Energy continues to be the best-performing sector in 2022. In fact, it’s the only one not in the red so far this year, and there’s a good argument to be made in favor of it staying that way.
Crude oil prices remain over $100 a barrel, while natural gas is over $8 per million British thermal units, its highest level in over 13 years. It’s partially because of the war in Ukraine, but energy costs were soaring long before Russia invaded its neighbor.
Demand remains robust with global economies reopened, and oil stocks are back in the driver’s seat. And they’re sharing their large profits with shareholders in the form of dividends and stock buybacks. Where they previously poured all their excess cash into exploration and drilling, today, many energy companies are returning value to shareholders by splitting profits with investors for the first time.
Devon Energy, for example, introduced the variable dividend to the sector last year when it launched a fixed and variable payout following its acquisition of WPX Energy. And that was soon followed by others, including Pioneer Natural Resource, which also pays a variable dividend. It means that in good times, investors reap a windfall, and when things turn south again, as they eventually will, the payout drops.
Now is a great time to be investing in energy stocks since it seems likely that rather than the period of peak oil we were warned about, there is a long runway of growth still to come.
Because oil is ultimately just a commodity traded on world markets, it is also very volatile. But the “supermajors” of the industry tend to be less risky if only because of their far-flung global operations and massive financial reserves. The big players can survive extended downturns.
That’s why I like ExxonMobil (XOM 1.53%), the largest energy stock by market cap. During the early stages of the pandemic, it was criticized for prioritizing its dividend, even as it slashed its capital outlay budget, and was one of only a handful of majors that didn’t cut or suspend its payout.
It lost $20 billion in 2020, but the dividend remained, although the company didn’t increase it during the year, as it usually does.
Exxon has also prioritized lowering its sizable $42.6 billion debt load, increasing expenditures on projects that have the promise to make money while keeping production stable.
Massive potential at stake
Exxon’s portfolio is extensive, and it has a number of high-potential projects from which it should reap significant benefits for years to come. One of the most exciting is off the coast of Guyana, where Exxon recently began producing oil.
It plans to invest between $20 billion and $25 billion annually in the country through 2027 and believes Guyana, which went from zero production three years ago to 340,000 barrels per day today, could produce as much as 1 million per day by the end of the decade. That would make it one of the top 20 oil-producing countries in the world.
Exxon says it has discovered 11 billion barrels worth of oil in its 6.6 million-acre Stabroek block off the coast of Guyana.
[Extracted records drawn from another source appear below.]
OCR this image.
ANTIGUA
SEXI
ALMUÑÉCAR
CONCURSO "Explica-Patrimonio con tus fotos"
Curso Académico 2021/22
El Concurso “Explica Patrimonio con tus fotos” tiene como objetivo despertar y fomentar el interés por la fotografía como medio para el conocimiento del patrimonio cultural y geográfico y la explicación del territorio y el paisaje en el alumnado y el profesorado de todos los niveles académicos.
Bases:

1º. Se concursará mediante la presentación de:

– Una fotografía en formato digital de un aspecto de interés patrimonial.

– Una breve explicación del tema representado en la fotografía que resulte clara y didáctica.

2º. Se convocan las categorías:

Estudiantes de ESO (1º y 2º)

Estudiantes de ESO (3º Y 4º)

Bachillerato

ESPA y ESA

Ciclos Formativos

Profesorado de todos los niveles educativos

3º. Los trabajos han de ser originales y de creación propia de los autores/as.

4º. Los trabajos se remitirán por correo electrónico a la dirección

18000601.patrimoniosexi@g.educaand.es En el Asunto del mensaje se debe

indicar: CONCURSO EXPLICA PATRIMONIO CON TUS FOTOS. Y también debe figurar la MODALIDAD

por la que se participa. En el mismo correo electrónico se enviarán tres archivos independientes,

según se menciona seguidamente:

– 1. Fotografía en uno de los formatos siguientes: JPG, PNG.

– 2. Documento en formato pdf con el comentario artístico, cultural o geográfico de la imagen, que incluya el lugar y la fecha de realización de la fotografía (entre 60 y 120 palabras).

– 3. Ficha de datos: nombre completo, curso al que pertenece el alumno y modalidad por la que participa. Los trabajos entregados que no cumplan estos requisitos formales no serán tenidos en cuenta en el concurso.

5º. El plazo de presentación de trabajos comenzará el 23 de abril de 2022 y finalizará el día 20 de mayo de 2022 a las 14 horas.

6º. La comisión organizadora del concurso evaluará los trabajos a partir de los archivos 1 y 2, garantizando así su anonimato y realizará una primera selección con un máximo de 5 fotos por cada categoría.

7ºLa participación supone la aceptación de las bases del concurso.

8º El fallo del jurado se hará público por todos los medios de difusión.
Paying shareholders to buy
Exxon is taking a hit from severing its ties with Russia, writing down $3.4 billion worth of assets in the first quarter as a result of the invasion of Ukraine. Excluding that one-time, after-tax charge, Exxon reported $8.8 billion in profits for the period, up $6 billion from the year-ago period.
It plans to repurchase $30 billion worth of stock through 2023, and it paid out over $3.7 billion in dividends in the quarter. Although it held the line on its dividend in 2020, it still ended up paying out more that year than it did the year before, allowing it to remain a Dividend Aristocrat, and it bumped the payment up in the fourth quarter of 2021. The stock has a 3.9% yield at its current price.
There’s no reason to think Exxon won’t keep raising its annual dividend for many years to come, making this dividend-paying energy stock a great holding for income investors.